Nos primeiros passos, a falta do braço inteiro. Olhou a esquina e uma das pernas foi como se tivesse sido arrancada de um puxão. Olhou para os lados, querendo passar despercebido; a outra mão, com o braço inteiro, entorpeceu, não sentiu mais.


Mal chegou na esquina da quadra, a outra perna. Olhou no relógio de novo, o tempo conspirava. O sexo e a bunda pareciam cortados pouco acima do umbigo. Suou frio, olhou a próxima esquina; suou mais ainda, despercebeu até o pescoço.
Aflição, o tempo, a próxima quadra, e a nuca ficou como se flutuasse no ar, até que não a sentisse mais. As horas, a calçada, um torpor. Acontecia.

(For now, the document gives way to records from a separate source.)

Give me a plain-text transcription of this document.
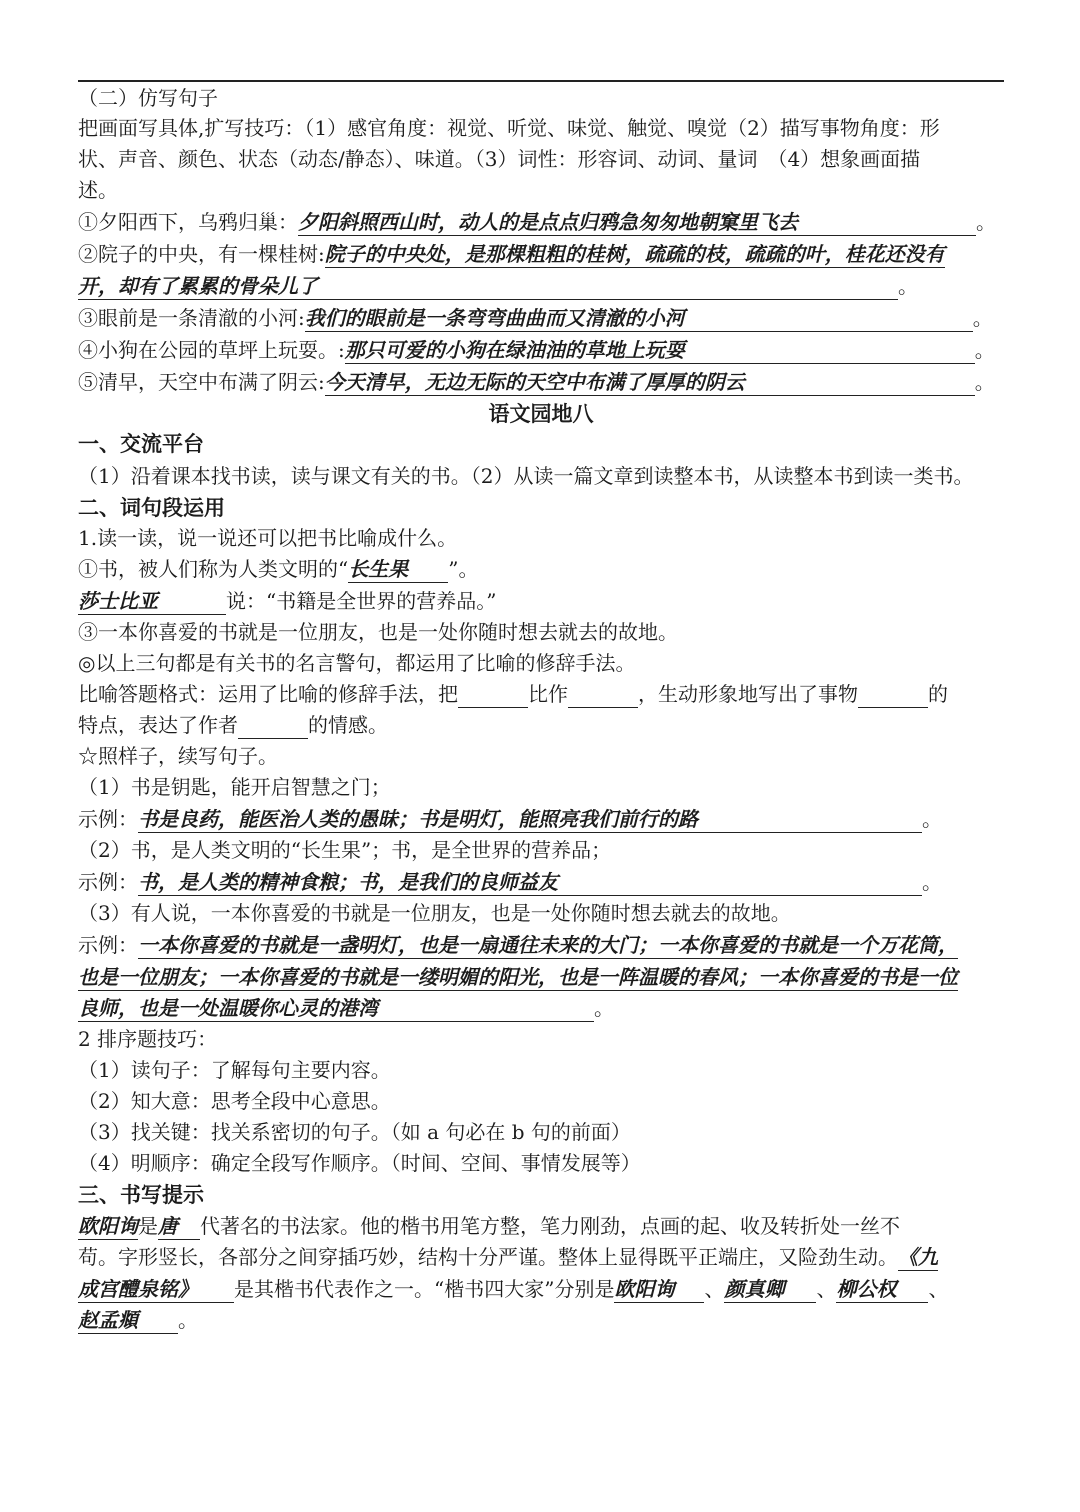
（二）仿写句子
把画面写具体,扩写技巧：（1）感官角度：视觉、听觉、味觉、触觉、嗅觉（2）描写事物角度：形
状、声音、颜色、状态（动态/静态）、味道。（3）词性：形容词、动词、量词　（4）想象画面描
述。
①夕阳西下，乌鸦归巢：夕阳斜照西山时，动人的是点点归鸦急匆匆地朝窠里飞去	。
②院子的中央，有一棵桂树:院子的中央处，是那棵粗粗的桂树，疏疏的枝，疏疏的叶，桂花还没有
开，却有了累累的骨朵儿了	。
③眼前是一条清澈的小河:我们的眼前是一条弯弯曲曲而又清澈的小河	。
④小狗在公园的草坪上玩耍。:那只可爱的小狗在绿油油的草地上玩耍	。
⑤清早，天空中布满了阴云:今天清早，无边无际的天空中布满了厚厚的阴云	。
语文园地八
一、交流平台
（1）沿着课本找书读，读与课文有关的书。（2）从读一篇文章到读整本书，从读整本书到读一类书。
二、词句段运用
1.读一读，说一说还可以把书比喻成什么。
①书，被人们称为人类文明的“长生果 ”。
莎士比亚	说：“书籍是全世界的营养品。”
③一本你喜爱的书就是一位朋友，也是一处你随时想去就去的故地。
◎以上三句都是有关书的名言警句，都运用了比喻的修辞手法。
比喻答题格式：运用了比喻的修辞手法，把	比作	，生动形象地写出了事物	的
特点，表达了作者	的情感。
☆照样子，续写句子。
（1）书是钥匙，能开启智慧之门；
示例：书是良药，能医治人类的愚昧；书是明灯，能照亮我们前行的路	。
（2）书，是人类文明的“长生果”；书，是全世界的营养品；
示例：书，是人类的精神食粮；书，是我们的良师益友	。
（3）有人说，一本你喜爱的书就是一位朋友，也是一处你随时想去就去的故地。
示例：一本你喜爱的书就是一盏明灯，也是一扇通往未来的大门；一本你喜爱的书就是一个万花筒，
也是一位朋友；一本你喜爱的书就是一缕明媚的阳光，也是一阵温暖的春风；一本你喜爱的书是一位
良师，也是一处温暖你心灵的港湾	。
2 排序题技巧：
（1）读句子：了解每句主要内容。
（2）知大意：思考全段中心意思。
（3）找关键：找关系密切的句子。（如 a 句必在 b 句的前面）
（4）明顺序：确定全段写作顺序。（时间、空间、事情发展等）
三、书写提示
欧阳询是唐 代著名的书法家。他的楷书用笔方整，笔力刚劲，点画的起、收及转折处一丝不
苟。字形竖长，各部分之间穿插巧妙，结构十分严谨。整体上显得既平正端庄，又险劲生动。《九
成宫醴泉铭》 是其楷书代表作之一。“楷书四大家”分别是欧阳询 、颜真卿 、柳公权 、
赵孟頫 。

Perdeu o cheiro, o gosto começou escorrer deixando um rasto. O tempo, a penúltima quadra era a praça - e os olhos foram sumindo bem devagar, mas a boca e o resto do rosto arrancado como se tirasse, em outro puxão, a máscara.


Na quarta quadra, por último, os pés se distanciaram dos dele e pode vê-los, tão belos, caminhando na frente; andavam para uma intensidade, para outras vidas.

Acompanhou sem lágrimas cada passo. Olhou em volta. Todos o observavam ali parado. Um corpo disforme e vazio que precisava andar.

Suspirou, olhou o relógio, continuou até a esquina. Pronto. Tinha acabado.


Estava só com a sensação de tê-la ainda totalmente dentro de si.